Donald Trump’s favorability among these voters is significantly higher than Greene’s, 74 percent approval and only 19 percent disapproval. Strahan will not make inroads with them by attacking Trump or Trump’s style of politics, and she is campaigning as a Trump supporter. But the poll’s first round also has some hidden bad news for Trump: by 48 percent to 29 percent, Republican primary voters in the new 14th District prefer incumbent governor Brian Kemp to his Trump-backed primary challenger, former senator David Perdue. If Perdue can’t beat Kemp in Greene’s district even with a majority of voters who view Trump and Greene favorably, his prospects will be grim statewide.

The push questions ask about a number of Greene-specific criticisms such as crazy statements (9/11 and Parkland trutherism, antisemitic remarks, embrace of Louis Farrakhan and the Nation of Islam) as well as things like getting kicked off committees, preferring publicity to doing her job, hanging out with scandal-clouded Matt Gaetz, and bashing vaccines while holding stock in Big Pharma companies. It suggests that her statements are the attack line most likely to move votes away from her, which may be a surprise to political obsessives who just assume that everybody knows this stuff already. When walked through the whole litany, voters viewed the race as a dead heat: 41 percent supporting each candidate, or a 45-44 Greene lead when including people leaning one way or the other.

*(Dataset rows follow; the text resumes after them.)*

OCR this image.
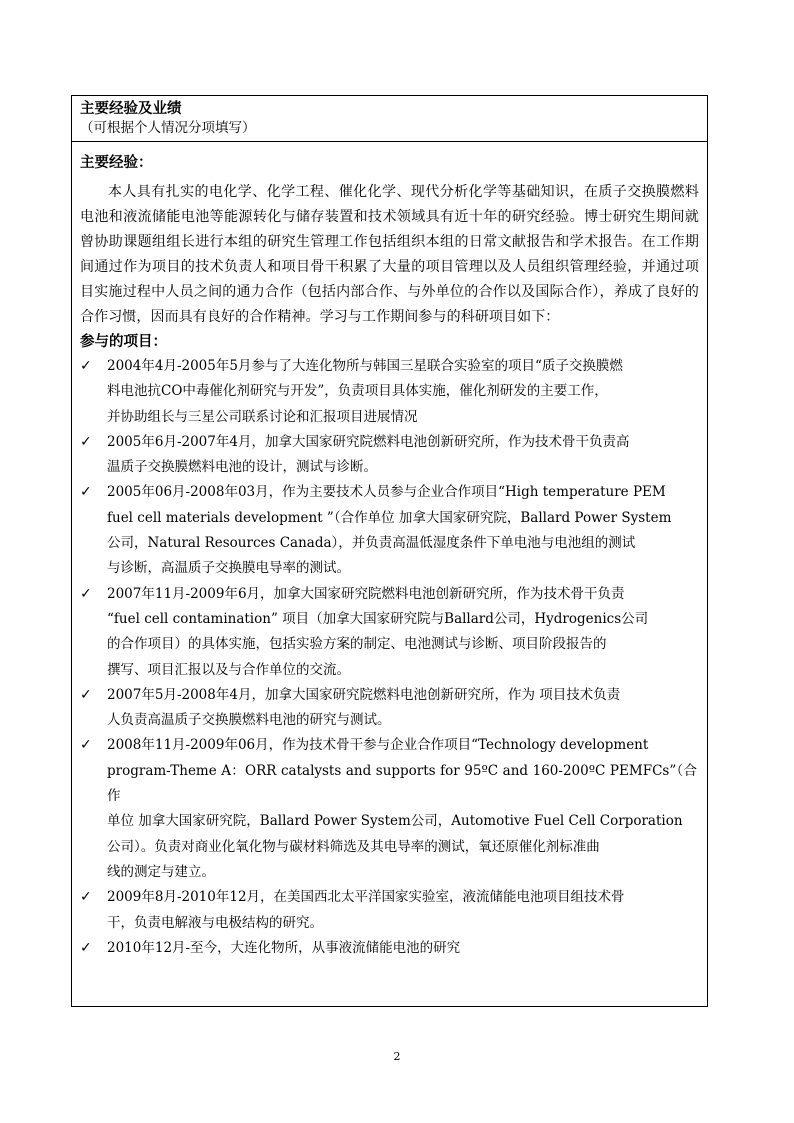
主要经验及业绩

（可根据个人情况分项填写）

主要经验：

本人具有扎实的电化学、化学工程、催化化学、现代分析化学等基础知识，在质子交换膜燃料电池和液流储能电池等能源转化与储存装置和技术领域具有近十年的研究经验。博士研究生期间就曾协助课题组组长进行本组的研究生管理工作包括组织本组的日常文献报告和学术报告。在工作期间通过作为项目的技术负责人和项目骨干积累了大量的项目管理以及人员组织管理经验，并通过项目实施过程中人员之间的通力合作（包括内部合作、与外单位的合作以及国际合作），养成了良好的合作习惯，因而具有良好的合作精神。学习与工作期间参与的科研项目如下：

参与的项目：

✓ 2004年4月-2005年5月参与了大连化物所与韩国三星联合实验室的项目“质子交换膜燃
料电池抗CO中毒催化剂研究与开发”，负责项目具体实施，催化剂研发的主要工作，
并协助组长与三星公司联系讨论和汇报项目进展情况
✓ 2005年6月-2007年4月，加拿大国家研究院燃料电池创新研究所，作为技术骨干负责高
温质子交换膜燃料电池的设计，测试与诊断。
✓ 2005年06月-2008年03月，作为主要技术人员参与企业合作项目“High temperature PEM
fuel cell materials development ”（合作单位 加拿大国家研究院，Ballard Power System
公司，Natural Resources Canada），并负责高温低湿度条件下单电池与电池组的测试
与诊断，高温质子交换膜电导率的测试。
✓ 2007年11月-2009年6月，加拿大国家研究院燃料电池创新研究所，作为技术骨干负责
“fuel cell contamination” 项目（加拿大国家研究院与Ballard公司，Hydrogenics公司
的合作项目）的具体实施，包括实验方案的制定、电池测试与诊断、项目阶段报告的
撰写、项目汇报以及与合作单位的交流。
✓ 2007年5月-2008年4月，加拿大国家研究院燃料电池创新研究所，作为 项目技术负责
人负责高温质子交换膜燃料电池的研究与测试。
✓ 2008年11月-2009年06月，作为技术骨干参与企业合作项目“Technology development
program-Theme A：ORR catalysts and supports for 95ºC and 160-200ºC PEMFCs”（合作
单位 加拿大国家研究院，Ballard Power System公司，Automotive Fuel Cell Corporation
公司）。负责对商业化氧化物与碳材料筛选及其电导率的测试，氧还原催化剂标准曲
线的测定与建立。
✓ 2009年8月-2010年12月，在美国西北太平洋国家实验室，液流储能电池项目组技术骨
干，负责电解液与电极结构的研究。
✓ 2010年12月-至今，大连化物所，从事液流储能电池的研究
2
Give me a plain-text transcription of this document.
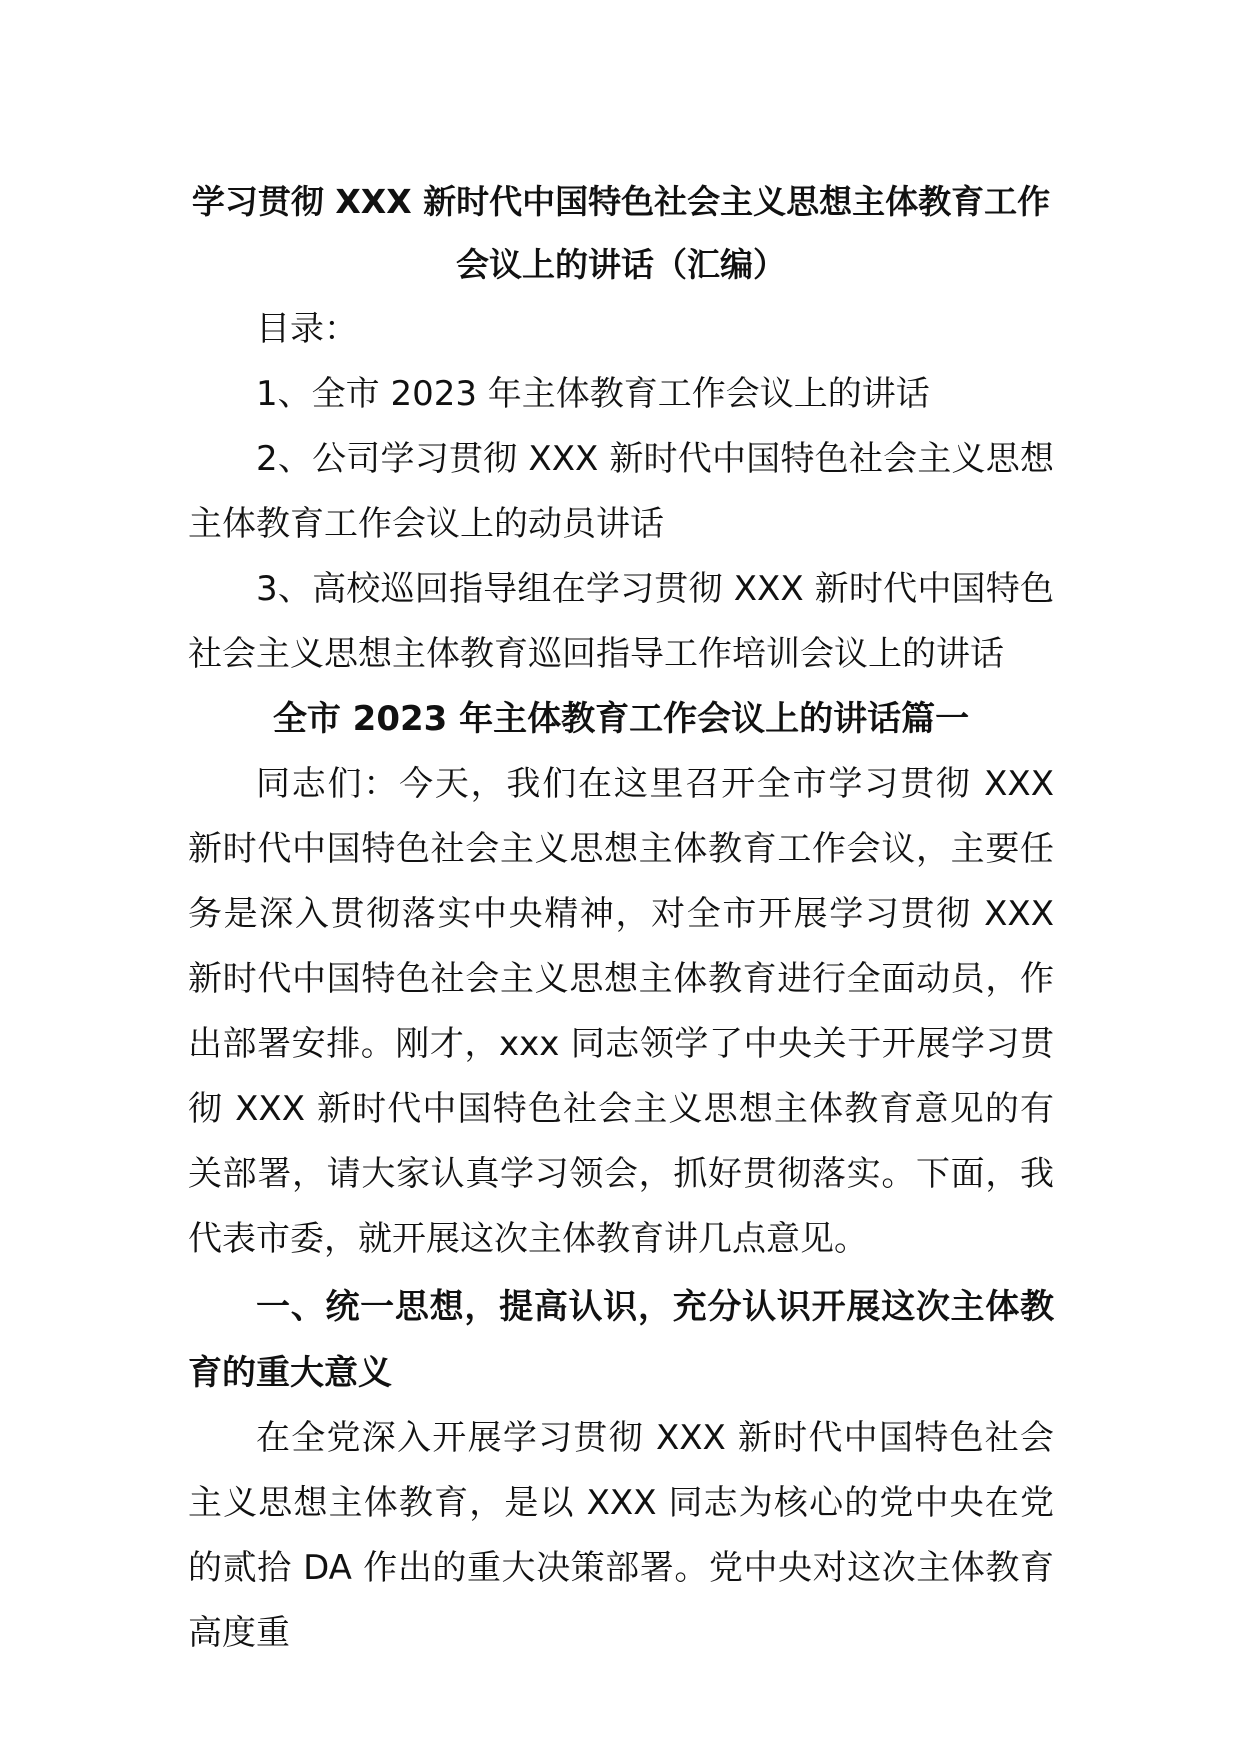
学习贯彻 XXX 新时代中国特色社会主义思想主体教育工作会议上的讲话（汇编）

目录：

1、全市 2023 年主体教育工作会议上的讲话

2、公司学习贯彻 XXX 新时代中国特色社会主义思想主体教育工作会议上的动员讲话

3、高校巡回指导组在学习贯彻 XXX 新时代中国特色社会主义思想主体教育巡回指导工作培训会议上的讲话

全市 2023 年主体教育工作会议上的讲话篇一

同志们：今天，我们在这里召开全市学习贯彻 XXX 新时代中国特色社会主义思想主体教育工作会议，主要任务是深入贯彻落实中央精神，对全市开展学习贯彻 XXX 新时代中国特色社会主义思想主体教育进行全面动员，作出部署安排。刚才，xxx 同志领学了中央关于开展学习贯彻 XXX 新时代中国特色社会主义思想主体教育意见的有关部署，请大家认真学习领会，抓好贯彻落实。下面，我代表市委，就开展这次主体教育讲几点意见。

一、统一思想，提高认识，充分认识开展这次主体教育的重大意义

在全党深入开展学习贯彻 XXX 新时代中国特色社会主义思想主体教育，是以 XXX 同志为核心的党中央在党的贰拾 DA 作出的重大决策部署。党中央对这次主体教育高度重
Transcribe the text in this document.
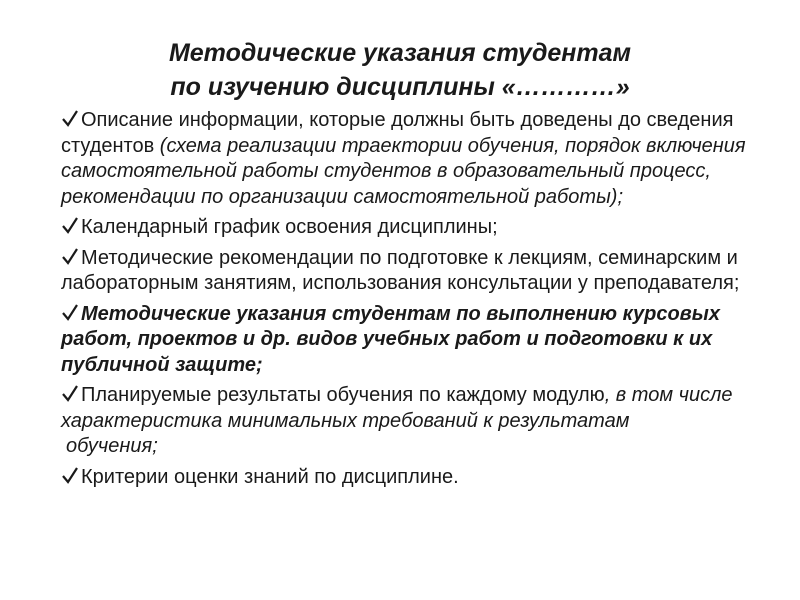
Методические указания студентам
по изучению дисциплины «…………»
Описание информации, которые должны быть доведены до сведения студентов (схема реализации траектории обучения, порядок включения самостоятельной работы студентов в образовательный процесс, рекомендации по организации самостоятельной работы);
Календарный график освоения дисциплины;
Методические рекомендации по подготовке к лекциям, семинарским и лабораторным занятиям, использования консультации у преподавателя;
Методические указания студентам по выполнению курсовых работ, проектов и др. видов учебных работ и подготовки к их публичной защите;
Планируемые результаты обучения по каждому модулю, в том числе характеристика минимальных требований к результатам
обучения;
Критерии оценки знаний по дисциплине.
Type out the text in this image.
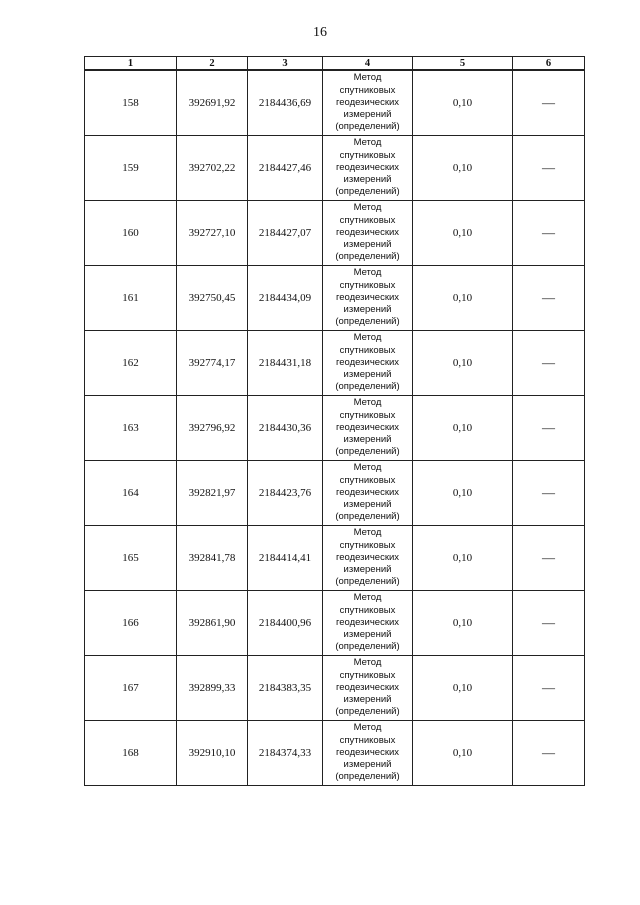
16
1	2	3	4	5	6
158	392691,92	2184436,69	Метод
спутниковых
геодезических
измерений
(определений)	0,10	—
159	392702,22	2184427,46	Метод
спутниковых
геодезических
измерений
(определений)	0,10	—
160	392727,10	2184427,07	Метод
спутниковых
геодезических
измерений
(определений)	0,10	—
161	392750,45	2184434,09	Метод
спутниковых
геодезических
измерений
(определений)	0,10	—
162	392774,17	2184431,18	Метод
спутниковых
геодезических
измерений
(определений)	0,10	—
163	392796,92	2184430,36	Метод
спутниковых
геодезических
измерений
(определений)	0,10	—
164	392821,97	2184423,76	Метод
спутниковых
геодезических
измерений
(определений)	0,10	—
165	392841,78	2184414,41	Метод
спутниковых
геодезических
измерений
(определений)	0,10	—
166	392861,90	2184400,96	Метод
спутниковых
геодезических
измерений
(определений)	0,10	—
167	392899,33	2184383,35	Метод
спутниковых
геодезических
измерений
(определений)	0,10	—
168	392910,10	2184374,33	Метод
спутниковых
геодезических
измерений
(определений)	0,10	—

Strahan will need more donations if she is going to get her message out, and even the final result of the push poll shows that this will be a tight race even if she does. And it will matter who turns out. Voters in the initial sample who said they were going to vote in the Democratic primary were unanimous in saying that they would consider voting in the Republican one instead just to stop Greene. With Georgia’s open primary, Strahan will need to attract some crossovers. Also, the sample of this poll was 47 percent people with a bachelor’s or graduate degree, 18 percent with an associate’s degree, and 44 percent people with an income of $75,000 or more; that may be more educated and upscale a sample than the actual turnout, given the demographics of the 14th district. Still, retiring Greene from Congress is a worthwhile endeavor, and pushing her volatile personality into a competitive race also increases the odds that she says or does something else that alienates voters.